CHICAGO (CBS) - Customers on the Northwest Side's Montclare neighborhood will have to go elsewhere for their Big Gulps and Slurpees, after the City of Chicago closed a 7-11 because problems with house flies.
The 7-Eleven convenience store at 6440 W. Diversey Ave. was closed Tuesday by the city's Streets & Sanitation's Dumpster Task Force, according to a release from the department.
City officials visited Aug. 2, and issued a violation for houseflies found in the rear storage area, the release said.
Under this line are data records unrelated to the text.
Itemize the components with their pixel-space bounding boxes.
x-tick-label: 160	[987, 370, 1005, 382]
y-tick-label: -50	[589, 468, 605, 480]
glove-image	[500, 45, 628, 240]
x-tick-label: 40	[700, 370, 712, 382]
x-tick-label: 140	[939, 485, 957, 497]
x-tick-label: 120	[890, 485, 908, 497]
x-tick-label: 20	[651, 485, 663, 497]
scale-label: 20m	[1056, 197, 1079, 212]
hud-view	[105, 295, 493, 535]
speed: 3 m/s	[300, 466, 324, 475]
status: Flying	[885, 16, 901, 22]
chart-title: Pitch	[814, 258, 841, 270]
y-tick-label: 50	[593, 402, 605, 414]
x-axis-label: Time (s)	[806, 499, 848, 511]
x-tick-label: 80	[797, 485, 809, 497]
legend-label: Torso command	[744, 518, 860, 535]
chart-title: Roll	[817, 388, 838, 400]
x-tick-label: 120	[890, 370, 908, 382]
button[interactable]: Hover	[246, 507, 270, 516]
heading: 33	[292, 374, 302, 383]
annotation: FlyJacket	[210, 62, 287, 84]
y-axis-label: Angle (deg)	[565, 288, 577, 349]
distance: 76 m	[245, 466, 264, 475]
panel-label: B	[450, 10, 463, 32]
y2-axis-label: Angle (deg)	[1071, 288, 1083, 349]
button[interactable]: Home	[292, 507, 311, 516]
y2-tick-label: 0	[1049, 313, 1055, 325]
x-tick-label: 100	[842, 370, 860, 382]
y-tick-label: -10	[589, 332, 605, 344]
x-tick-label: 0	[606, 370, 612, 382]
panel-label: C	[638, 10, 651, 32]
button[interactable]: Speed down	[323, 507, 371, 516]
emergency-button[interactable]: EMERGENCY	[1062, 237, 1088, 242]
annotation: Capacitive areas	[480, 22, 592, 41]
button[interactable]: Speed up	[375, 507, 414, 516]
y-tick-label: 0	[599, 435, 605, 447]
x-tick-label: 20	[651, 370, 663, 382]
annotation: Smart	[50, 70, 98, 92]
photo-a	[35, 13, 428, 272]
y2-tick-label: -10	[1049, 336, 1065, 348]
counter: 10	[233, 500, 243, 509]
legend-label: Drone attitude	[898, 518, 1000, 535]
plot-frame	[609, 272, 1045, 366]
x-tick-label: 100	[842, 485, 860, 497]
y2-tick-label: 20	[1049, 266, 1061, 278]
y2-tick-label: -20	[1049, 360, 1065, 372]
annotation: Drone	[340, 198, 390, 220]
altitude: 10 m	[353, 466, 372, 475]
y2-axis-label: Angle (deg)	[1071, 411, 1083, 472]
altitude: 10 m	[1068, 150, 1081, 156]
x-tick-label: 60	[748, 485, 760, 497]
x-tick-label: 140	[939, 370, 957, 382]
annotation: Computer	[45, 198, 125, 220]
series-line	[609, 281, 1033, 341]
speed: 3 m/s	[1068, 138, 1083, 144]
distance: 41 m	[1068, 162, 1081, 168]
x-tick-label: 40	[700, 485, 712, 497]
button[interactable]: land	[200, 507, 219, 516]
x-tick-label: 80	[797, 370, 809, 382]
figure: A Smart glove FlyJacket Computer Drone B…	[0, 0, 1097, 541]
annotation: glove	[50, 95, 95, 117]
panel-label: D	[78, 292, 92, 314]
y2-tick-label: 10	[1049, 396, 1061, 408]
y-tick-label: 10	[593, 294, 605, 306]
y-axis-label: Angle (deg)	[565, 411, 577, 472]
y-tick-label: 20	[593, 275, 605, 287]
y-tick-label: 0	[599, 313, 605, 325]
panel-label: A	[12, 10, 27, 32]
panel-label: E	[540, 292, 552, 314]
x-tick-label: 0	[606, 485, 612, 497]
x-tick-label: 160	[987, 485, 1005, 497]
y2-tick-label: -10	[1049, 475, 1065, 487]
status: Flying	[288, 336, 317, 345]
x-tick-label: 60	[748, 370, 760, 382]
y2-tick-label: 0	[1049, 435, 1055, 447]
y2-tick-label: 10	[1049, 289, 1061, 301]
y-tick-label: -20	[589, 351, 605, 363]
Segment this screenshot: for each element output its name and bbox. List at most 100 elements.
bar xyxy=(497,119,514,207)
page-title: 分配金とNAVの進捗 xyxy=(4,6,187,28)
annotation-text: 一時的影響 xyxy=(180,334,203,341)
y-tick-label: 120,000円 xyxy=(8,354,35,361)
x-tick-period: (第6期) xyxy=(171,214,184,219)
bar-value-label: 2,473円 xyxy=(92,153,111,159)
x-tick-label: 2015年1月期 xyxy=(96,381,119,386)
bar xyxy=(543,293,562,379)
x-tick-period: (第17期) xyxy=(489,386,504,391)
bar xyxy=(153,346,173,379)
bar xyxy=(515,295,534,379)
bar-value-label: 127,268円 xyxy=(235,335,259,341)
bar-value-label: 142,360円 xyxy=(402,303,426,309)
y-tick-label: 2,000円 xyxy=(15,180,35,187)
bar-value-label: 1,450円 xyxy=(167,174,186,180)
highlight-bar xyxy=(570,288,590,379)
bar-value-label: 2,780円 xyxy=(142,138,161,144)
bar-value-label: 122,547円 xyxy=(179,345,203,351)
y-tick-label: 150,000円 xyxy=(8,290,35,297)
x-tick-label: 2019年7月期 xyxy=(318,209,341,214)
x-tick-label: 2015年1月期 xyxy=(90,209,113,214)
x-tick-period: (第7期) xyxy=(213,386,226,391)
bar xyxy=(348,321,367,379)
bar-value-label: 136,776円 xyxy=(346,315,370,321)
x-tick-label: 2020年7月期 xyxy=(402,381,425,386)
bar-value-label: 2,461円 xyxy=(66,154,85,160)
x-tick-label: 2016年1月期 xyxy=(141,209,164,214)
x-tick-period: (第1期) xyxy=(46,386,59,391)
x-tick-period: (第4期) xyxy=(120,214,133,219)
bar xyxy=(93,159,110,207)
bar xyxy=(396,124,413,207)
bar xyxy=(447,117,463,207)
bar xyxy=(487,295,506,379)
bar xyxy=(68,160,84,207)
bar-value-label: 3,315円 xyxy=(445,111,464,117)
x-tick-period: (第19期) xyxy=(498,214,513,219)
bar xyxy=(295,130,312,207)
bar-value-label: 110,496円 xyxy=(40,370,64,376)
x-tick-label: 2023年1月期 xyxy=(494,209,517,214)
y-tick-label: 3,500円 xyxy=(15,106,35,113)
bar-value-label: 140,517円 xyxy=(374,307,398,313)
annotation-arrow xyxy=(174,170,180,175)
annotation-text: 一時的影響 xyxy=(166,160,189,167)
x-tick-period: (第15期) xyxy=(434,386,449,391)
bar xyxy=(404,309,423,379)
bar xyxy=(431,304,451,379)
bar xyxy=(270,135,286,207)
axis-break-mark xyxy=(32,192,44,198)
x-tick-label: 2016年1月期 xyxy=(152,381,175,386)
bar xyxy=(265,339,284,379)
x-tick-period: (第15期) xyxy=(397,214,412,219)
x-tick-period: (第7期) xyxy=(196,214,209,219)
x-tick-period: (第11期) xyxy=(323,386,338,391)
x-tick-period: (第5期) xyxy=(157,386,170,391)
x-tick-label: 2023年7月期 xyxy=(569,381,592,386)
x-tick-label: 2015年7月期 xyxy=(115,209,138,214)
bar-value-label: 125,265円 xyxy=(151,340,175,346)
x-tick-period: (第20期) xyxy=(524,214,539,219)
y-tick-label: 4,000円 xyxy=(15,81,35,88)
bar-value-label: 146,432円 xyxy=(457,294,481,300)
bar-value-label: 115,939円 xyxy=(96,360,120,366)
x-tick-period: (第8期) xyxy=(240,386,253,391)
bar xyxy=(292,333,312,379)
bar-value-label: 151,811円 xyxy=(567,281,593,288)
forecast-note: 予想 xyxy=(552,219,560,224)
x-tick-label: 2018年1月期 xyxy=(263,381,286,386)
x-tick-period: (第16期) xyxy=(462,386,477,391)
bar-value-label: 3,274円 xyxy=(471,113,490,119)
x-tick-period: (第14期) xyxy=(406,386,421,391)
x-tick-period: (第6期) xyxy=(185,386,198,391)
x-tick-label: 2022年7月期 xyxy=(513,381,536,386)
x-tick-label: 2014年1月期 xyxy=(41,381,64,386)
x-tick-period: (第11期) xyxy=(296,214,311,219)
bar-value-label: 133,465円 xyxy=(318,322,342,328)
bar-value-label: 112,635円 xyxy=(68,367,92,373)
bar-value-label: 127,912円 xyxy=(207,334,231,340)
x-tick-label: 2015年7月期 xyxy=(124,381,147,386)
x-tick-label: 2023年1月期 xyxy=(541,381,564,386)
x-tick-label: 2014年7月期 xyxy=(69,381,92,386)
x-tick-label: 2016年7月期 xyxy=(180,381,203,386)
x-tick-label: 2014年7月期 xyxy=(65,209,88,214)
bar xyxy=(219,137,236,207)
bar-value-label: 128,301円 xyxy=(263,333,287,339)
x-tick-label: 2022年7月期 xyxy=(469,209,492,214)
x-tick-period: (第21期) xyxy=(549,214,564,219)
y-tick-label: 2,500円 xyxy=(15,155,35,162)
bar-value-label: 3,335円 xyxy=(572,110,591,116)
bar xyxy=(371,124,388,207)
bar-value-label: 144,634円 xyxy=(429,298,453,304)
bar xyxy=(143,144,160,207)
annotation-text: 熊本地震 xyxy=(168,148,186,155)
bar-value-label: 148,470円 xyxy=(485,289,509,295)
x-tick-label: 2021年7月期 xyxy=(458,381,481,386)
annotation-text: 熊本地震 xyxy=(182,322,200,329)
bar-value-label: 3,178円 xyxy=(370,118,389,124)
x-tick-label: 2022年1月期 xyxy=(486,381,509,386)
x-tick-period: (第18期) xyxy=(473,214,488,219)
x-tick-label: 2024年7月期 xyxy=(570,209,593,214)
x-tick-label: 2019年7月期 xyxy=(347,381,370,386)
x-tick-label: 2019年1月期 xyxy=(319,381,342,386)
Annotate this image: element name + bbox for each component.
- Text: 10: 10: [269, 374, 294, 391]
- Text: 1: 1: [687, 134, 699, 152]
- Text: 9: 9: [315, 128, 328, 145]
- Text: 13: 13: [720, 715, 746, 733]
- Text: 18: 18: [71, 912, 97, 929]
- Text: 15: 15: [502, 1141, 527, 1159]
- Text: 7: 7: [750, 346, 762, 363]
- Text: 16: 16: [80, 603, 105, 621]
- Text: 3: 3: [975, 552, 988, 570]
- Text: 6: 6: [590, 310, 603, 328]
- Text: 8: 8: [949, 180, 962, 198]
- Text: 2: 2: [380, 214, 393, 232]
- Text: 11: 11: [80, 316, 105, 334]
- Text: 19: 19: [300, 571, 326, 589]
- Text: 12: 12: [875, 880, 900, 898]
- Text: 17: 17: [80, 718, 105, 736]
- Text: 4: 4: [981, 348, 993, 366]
The store was told to correct the problem by the time the inspectors returned or face automatic closure.
7-11 spokeswoman Margaret Chabris in a statement admitted that flies had been found in the door that day, the hot water wasn't heating quickly enough, and tiles in the bathroom were missing. The store fixed all the problems and created a new maintenance schedule to keep the issues from recurring, 7-11 said.
On Tuesday, there was a new inspection. The city claimed that houseflies had migrated from the rear storage area to the front window, walls, display items, on a box of soft drink syrup and even backlit on the rear exit sign, the release said.
But 7-11 says there was only one fly, which flew from an outside garbage receptacle into the store and was on a front window.
"An inspector shut down the store based on this one fly," Chabris said in the release.
But Streets and Sanitation Department spokesman Matt Smith insisted that health inspectors found more than one fly in numerous sensitive areas at the store during the second inspection.
"The Dumpster Task Force is meticulous," Smith said, adding that inspectors take photographs of any problems found during an inspection.
"Any notion that the store was closed for just one fly is inaccurate," Smith added.
Smith said that health inspectors told store managers after their first visit what the problems were that needed to be fixed in order to stay open, but the problems were not addressed by the second inspection on Tuesday, so the store was closed.
The city said there also was not hot water, and that store management hadn't posted the summary form that explained to customers the problems that were previously discovered, the release said.
But 7-11 says there was always hot water, and the problem with the water not heating fast enough was the only issue.
The store must clean and pest proof the establishment, and then request and pass a re-inspection in order to be reopened, the release said.
7-11 says the situation already has been rectified by moving the garbage can five feet farther from the front door.
The Sun-Times Media Wire contributed to this report.